Diagnosing Diverticulitis

Diverticulitis is an extremely painful condition that develops when small pockets form in the intestine and become inflamed and infected. These pouches may form in any portion of the intestine, but most commonly form in the distal portion of the large intestine known as the colon. Inflammation and/or infection of these pouches may cause nausea, vomiting, fever, abdominal tenderness, constipation, diarrhea, and constant, severe abdominal pain, most often – but not exclusively – occurring in the lower left section of the abdomen. Symptoms of diverticulitis may closely resemble symptoms of appendicitis, and vice versa, so it is extremely important to seek medical attention and receive a proper diagnosis.

Diverticulitis is usually noticed and diagnosed while the patient is suffering an acute attack, as this is when the pain is likely to prompt a patient to seek medical attention. Since abdominal pain may be indicative of a wide variety of conditions, your doctor is likely to be very thorough in examining you. A thorough physical examination will likely be the first step in diagnosing diverticulitis.
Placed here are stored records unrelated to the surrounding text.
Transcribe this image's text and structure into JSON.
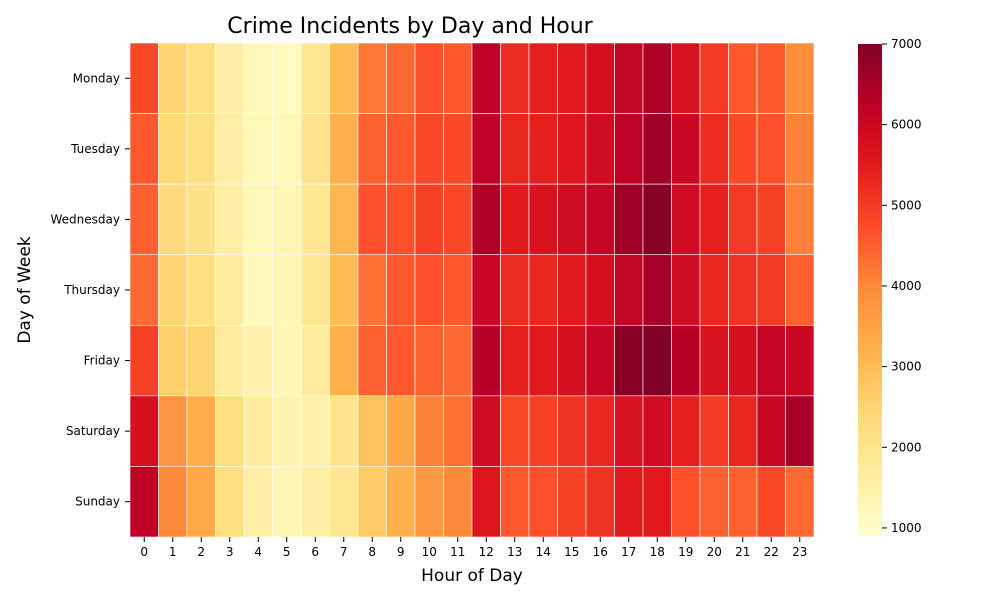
{
  "chart_data": {
    "type": "heatmap",
    "title": "Crime Incidents by Day and Hour",
    "xlabel": "Hour of Day",
    "ylabel": "Day of Week",
    "x_categories": [
      "0",
      "1",
      "2",
      "3",
      "4",
      "5",
      "6",
      "7",
      "8",
      "9",
      "10",
      "11",
      "12",
      "13",
      "14",
      "15",
      "16",
      "17",
      "18",
      "19",
      "20",
      "21",
      "22",
      "23"
    ],
    "y_categories": [
      "Monday",
      "Tuesday",
      "Wednesday",
      "Thursday",
      "Friday",
      "Saturday",
      "Sunday"
    ],
    "values": [
      [
        4800,
        2500,
        2200,
        1600,
        1200,
        1100,
        1900,
        3000,
        4200,
        4400,
        4700,
        4600,
        6200,
        5200,
        5400,
        5500,
        5800,
        6100,
        6400,
        5700,
        5000,
        4600,
        4600,
        3900
      ],
      [
        4600,
        2400,
        2200,
        1600,
        1200,
        1200,
        2000,
        3200,
        4500,
        4600,
        4800,
        4800,
        6200,
        5300,
        5400,
        5600,
        5900,
        6200,
        6600,
        6000,
        5200,
        4800,
        4700,
        4100
      ],
      [
        4500,
        2300,
        2100,
        1600,
        1200,
        1300,
        1900,
        3100,
        4700,
        4700,
        4900,
        4800,
        6400,
        5500,
        5700,
        5900,
        6100,
        6600,
        6900,
        5900,
        5400,
        5000,
        4900,
        4100
      ],
      [
        4400,
        2500,
        2200,
        1700,
        1200,
        1300,
        1900,
        3000,
        4300,
        4600,
        4700,
        4600,
        6000,
        5200,
        5300,
        5500,
        5800,
        6100,
        6500,
        5900,
        5300,
        5100,
        5000,
        4500
      ],
      [
        4900,
        2600,
        2500,
        1700,
        1400,
        1300,
        1700,
        3200,
        4500,
        4600,
        4500,
        4400,
        6300,
        5400,
        5500,
        5800,
        6100,
        6900,
        7000,
        6300,
        5700,
        5800,
        6100,
        6000
      ],
      [
        5800,
        3800,
        3300,
        2200,
        1700,
        1400,
        1500,
        2000,
        2900,
        3400,
        4100,
        4300,
        5900,
        4800,
        4900,
        5100,
        5300,
        5700,
        5900,
        5400,
        5000,
        5300,
        6000,
        6500
      ],
      [
        6200,
        4000,
        3400,
        2200,
        1600,
        1300,
        1600,
        1900,
        2700,
        3200,
        3700,
        4000,
        5600,
        4600,
        4700,
        4900,
        5100,
        5500,
        5500,
        4700,
        4500,
        4500,
        4800,
        4400
      ]
    ],
    "color_scale": {
      "min": 900,
      "max": 7000,
      "ticks": [
        1000,
        2000,
        3000,
        4000,
        5000,
        6000,
        7000
      ],
      "colormap": "YlOrRd",
      "stops": [
        "#ffffcc",
        "#ffeda0",
        "#fed976",
        "#feb24c",
        "#fd8d3c",
        "#fc4e2a",
        "#e31a1c",
        "#bd0026",
        "#800026"
      ]
    },
    "grid": false,
    "cell_border_color": "#ffffff"
  }
}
Women may also have a pelvic exam performed to rule out reproductive conditions as the cause of abdominal pain.

Once the physical examination is complete, your doctor may order additional tests. These tests may include:

  • Urine tests

  • Blood tests

  • Pregnancy tests for women

  • Liver function tests

  • Stool test, though this test may not be performed on patients with constipation

  • CT Scan – This is an imaging test which may identify inflamed pouches in the large intestine, making it the most definitive test for diagnosing diverticulitis. These scans may also help determine the severity of diverticulitis and be a useful tool for determining the best course of treatment.
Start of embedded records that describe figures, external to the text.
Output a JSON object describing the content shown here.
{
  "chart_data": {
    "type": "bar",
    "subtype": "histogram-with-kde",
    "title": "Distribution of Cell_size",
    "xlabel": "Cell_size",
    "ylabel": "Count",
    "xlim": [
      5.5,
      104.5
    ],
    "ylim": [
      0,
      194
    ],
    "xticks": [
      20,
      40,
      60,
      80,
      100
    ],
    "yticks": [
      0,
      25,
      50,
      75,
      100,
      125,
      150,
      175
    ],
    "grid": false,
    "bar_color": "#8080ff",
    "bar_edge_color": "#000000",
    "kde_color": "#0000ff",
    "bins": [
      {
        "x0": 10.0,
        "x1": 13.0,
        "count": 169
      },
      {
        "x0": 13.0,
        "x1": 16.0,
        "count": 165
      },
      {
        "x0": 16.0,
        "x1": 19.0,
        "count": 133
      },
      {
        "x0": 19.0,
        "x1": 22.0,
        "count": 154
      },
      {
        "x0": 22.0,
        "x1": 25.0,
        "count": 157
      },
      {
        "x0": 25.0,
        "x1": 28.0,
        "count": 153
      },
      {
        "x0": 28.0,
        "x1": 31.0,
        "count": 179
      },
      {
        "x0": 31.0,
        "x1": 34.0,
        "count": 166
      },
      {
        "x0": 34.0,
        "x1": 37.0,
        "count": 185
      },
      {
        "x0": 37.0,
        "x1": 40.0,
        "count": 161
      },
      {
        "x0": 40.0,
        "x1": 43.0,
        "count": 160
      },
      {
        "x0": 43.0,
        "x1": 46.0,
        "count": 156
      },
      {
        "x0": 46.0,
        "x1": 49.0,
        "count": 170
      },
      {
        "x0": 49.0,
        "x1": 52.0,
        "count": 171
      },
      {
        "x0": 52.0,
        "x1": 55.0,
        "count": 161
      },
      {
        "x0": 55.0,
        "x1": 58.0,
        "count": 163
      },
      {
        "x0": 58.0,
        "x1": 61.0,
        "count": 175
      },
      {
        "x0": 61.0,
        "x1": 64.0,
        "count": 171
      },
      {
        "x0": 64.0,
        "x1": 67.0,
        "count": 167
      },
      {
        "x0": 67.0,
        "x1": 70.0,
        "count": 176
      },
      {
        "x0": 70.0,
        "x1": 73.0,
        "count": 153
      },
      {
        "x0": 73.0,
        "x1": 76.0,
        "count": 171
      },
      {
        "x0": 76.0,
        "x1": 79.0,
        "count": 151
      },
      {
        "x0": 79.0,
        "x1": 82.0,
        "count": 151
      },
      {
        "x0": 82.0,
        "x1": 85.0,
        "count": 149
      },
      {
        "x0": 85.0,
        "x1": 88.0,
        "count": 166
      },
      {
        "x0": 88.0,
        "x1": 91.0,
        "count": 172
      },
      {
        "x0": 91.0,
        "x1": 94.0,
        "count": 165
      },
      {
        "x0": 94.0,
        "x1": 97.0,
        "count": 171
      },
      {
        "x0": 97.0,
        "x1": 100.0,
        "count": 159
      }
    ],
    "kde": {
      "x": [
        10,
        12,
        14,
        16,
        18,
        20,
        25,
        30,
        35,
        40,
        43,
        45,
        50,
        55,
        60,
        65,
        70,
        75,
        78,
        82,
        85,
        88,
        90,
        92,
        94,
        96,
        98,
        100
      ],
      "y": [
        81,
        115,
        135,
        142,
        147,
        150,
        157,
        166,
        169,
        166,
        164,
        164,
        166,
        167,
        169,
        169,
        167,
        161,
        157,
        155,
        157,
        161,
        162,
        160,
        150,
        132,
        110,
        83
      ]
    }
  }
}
Mild diverticulitis may be treated at home. Oral antibiotics and painkillers may be prescribed, though some doctors may simply recommend the use of over-the-counter painkillers. While suffering an acute diverticulitis attack, a patient may wish to observe a liquid diet to make digestion easier until the pain subsides. A severe attack or diverticulitis accompanied by other health conditions may require hospitalization and intravenous antibiotics. If an abscess has formed, a tube may need to be inserted to drain fluid from the area. In extreme cases, cases of patients with recurrent episodes of diverticulitis, or cases of serious complications, surgery may be needed.

Diverticulitis may lead to serious complications, and the symptoms may easily indicate another condition. It is important to seek medical attention during a diverticulitis flare-up and receive proper treatment every time.